Programmed cell death (apoptosis) is a beneficial process by which biochemical processes signal the cell to alter its characteristics (morphology) and die. Apoptosis is what allows fingers and toes to separate, because the cells between the digits die. It is unlike necrosis, which is a form of traumatic cell death resulting from an injury. Apoptosis is a huge area of study in biology and medicine, because the inhibition of the apoptotic pathway can lead to a number of cancers, autoimmune diseases, inflammatory diseases, and viral infections.
The way it works is, cells release an intracellular apoptotic signal in response to a stress. There are two ways in which this signal is received: either by affecting mitochondrial function (intrinsic), or through directly passing the signal to the apoptotic mechanisms (extrinsic). The mitochondrion is the part of the cell that is responsible for aerobic respiration and for essentially making all the energy that your cells require to survive. If signals are received that alter its function, this tells the cell that it is essentially committing suicide and triggers the apoptotic mechanism. On the other hand, passing the signal directly onto the apoptotic mechanisms, in a process called signal transduction - which is basically like a relay race through the cell passing on a signal from one protein to another - by-passes the mitochondrial step. Either way, the end-result is the same, and each way can be reversed if cells no longer need to die.
Apoptosis and autophagy are closely linked. Autophagy comes from the Greek "self" and "to eat", so that's pretty self-explanatory. The process of autophagy is when a cell begins to degrade unnecessary or dysfunctional cellular components, which can ensure survival by maintaining cellular energy levels during starvation stress. Sometimes (and this is gross), animals use autophagy to avoid starvation by eating their own limbs.
On the cellular level, autophagy and apoptosis are thought to be opposite pathways, and there are distinct mechanisms through which apoptosis can inhibit autophagy. But the process through which autophagy protects cells against apoptosis is not well understood. Well, a group out of the U.S. recently found a way in which autophagy can control apoptosis and determine cell-fate decisions. This study is being published in Cell in the next few days, but is already available online and is open access which makes me unbelievably happy!

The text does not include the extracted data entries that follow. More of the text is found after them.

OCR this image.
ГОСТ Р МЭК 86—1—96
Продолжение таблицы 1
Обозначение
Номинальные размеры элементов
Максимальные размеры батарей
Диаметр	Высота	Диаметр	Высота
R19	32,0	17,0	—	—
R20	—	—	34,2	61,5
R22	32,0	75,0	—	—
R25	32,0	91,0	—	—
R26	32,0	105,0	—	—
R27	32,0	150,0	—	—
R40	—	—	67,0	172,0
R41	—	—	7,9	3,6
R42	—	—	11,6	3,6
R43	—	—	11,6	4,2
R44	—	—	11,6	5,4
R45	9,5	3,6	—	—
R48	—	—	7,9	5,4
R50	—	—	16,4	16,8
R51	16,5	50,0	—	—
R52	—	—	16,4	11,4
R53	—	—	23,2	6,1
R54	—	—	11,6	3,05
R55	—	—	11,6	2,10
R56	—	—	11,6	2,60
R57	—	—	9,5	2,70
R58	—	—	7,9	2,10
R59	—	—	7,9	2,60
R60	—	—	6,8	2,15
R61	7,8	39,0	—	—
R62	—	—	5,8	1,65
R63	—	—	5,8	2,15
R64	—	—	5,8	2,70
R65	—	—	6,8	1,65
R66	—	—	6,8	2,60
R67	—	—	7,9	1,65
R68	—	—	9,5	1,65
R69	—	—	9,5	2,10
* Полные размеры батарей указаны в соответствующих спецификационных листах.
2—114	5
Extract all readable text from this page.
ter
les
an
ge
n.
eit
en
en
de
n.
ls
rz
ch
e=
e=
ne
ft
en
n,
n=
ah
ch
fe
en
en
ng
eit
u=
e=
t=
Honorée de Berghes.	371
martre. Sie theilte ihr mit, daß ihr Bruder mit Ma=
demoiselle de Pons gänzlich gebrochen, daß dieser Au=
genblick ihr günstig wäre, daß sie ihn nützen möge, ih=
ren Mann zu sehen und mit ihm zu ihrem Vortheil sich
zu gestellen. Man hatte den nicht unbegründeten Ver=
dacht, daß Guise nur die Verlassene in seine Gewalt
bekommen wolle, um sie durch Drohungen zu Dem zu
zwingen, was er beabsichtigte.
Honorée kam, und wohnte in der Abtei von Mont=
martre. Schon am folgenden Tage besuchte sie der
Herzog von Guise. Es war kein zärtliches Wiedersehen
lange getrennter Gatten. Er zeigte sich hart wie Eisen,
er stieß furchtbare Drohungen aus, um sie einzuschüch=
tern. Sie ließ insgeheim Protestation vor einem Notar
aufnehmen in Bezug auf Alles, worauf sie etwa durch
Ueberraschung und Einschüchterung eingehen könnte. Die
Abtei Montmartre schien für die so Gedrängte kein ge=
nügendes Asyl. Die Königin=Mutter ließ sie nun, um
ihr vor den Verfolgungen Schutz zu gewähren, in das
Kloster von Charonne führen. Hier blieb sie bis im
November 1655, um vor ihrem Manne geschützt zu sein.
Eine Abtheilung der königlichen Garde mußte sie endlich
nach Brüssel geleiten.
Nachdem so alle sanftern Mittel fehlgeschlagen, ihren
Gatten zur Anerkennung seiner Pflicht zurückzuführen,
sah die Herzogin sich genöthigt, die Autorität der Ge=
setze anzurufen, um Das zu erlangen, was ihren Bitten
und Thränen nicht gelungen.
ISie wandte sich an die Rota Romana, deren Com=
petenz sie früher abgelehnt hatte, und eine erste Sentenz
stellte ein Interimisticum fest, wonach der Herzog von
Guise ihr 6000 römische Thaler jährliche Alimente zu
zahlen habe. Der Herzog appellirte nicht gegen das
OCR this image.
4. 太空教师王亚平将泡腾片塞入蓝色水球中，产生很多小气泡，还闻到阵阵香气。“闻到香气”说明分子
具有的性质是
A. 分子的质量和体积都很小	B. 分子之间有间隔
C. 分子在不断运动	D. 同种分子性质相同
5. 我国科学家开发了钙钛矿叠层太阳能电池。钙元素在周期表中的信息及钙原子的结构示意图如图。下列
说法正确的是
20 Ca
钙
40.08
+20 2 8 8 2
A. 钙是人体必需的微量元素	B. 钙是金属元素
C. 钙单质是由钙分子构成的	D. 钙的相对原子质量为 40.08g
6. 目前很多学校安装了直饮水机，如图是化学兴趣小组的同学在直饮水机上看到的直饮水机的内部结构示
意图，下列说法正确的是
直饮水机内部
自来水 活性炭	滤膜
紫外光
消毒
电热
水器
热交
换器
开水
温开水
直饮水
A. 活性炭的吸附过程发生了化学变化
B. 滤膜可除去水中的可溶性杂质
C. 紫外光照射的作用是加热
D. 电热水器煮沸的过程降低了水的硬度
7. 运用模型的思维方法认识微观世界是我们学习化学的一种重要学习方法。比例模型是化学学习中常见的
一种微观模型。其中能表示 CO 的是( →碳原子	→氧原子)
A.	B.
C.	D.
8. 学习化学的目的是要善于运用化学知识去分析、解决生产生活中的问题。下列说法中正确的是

Typically, the point-of-no-return in apoptosis is the point in which mitochondria are broken down, called Mitochondiral Outer Membrane Permeabilization, or MOMP (those cell biologists love their acronyms, so sometimes it's hard to keep up). This group, led by Jacqueline Thorburn, found that autophagy can control apoptosis by regulating the timing of MOMP. They treated HeLa cells with a tumor necrosis factor-related apoptosis inducing ligand (TRAIL), and monitored MOMP using time lapse microscopy, and cells died within 5 minutes. But when autophagy was induced, MOMP still happened, but it was delayed. That's because autophagy regulates the levels of a protein called PUMA (p53 upregulated modulator of apoptosis), which is key in MOMP.
Once apoptosis gets started, cells contract and die fairly quickly. But when autophagy was induced in the cells, cell contraction after MOMP was delayed. When this happened, some of the cells were able to recover after MOMP and display a normal morphology, which is surprising. The more autophagy and PUMA degradation present in the cells, the better the cells were able to recover from MOMP. The use of time lapse microscopy also means that there are videos of this, which the authors included in their supplemental information - and isolated frames are included in the text of the article as figures.
This is time lapse microscopy showing inefficient MOMP and eventual cell recovery and division in cells that were not expressing PUMA. I've also included the relevant part of the in-text figure, so that you can have an idea of what you're looking at. These all come from the paper, so as usual, if you're going to be using any of this, please cite properly.
So what's happening here is that in the first few frames, the mitochondria are undergoing MOMP, but then high autophagy allows the cell to engulf the released mitochondrial proteins, which keeps the rest of apoptosis from occuring, thus allowing the cells to recover and ultimately divide. The authors speculate that this may be the process that allows cancer cells to recover and rescue themselves under stress from chemotherapy, with the implication being that if we can find a way to inhibit autophagy, then maybe we can increase the chance of cancer cell death during treatment.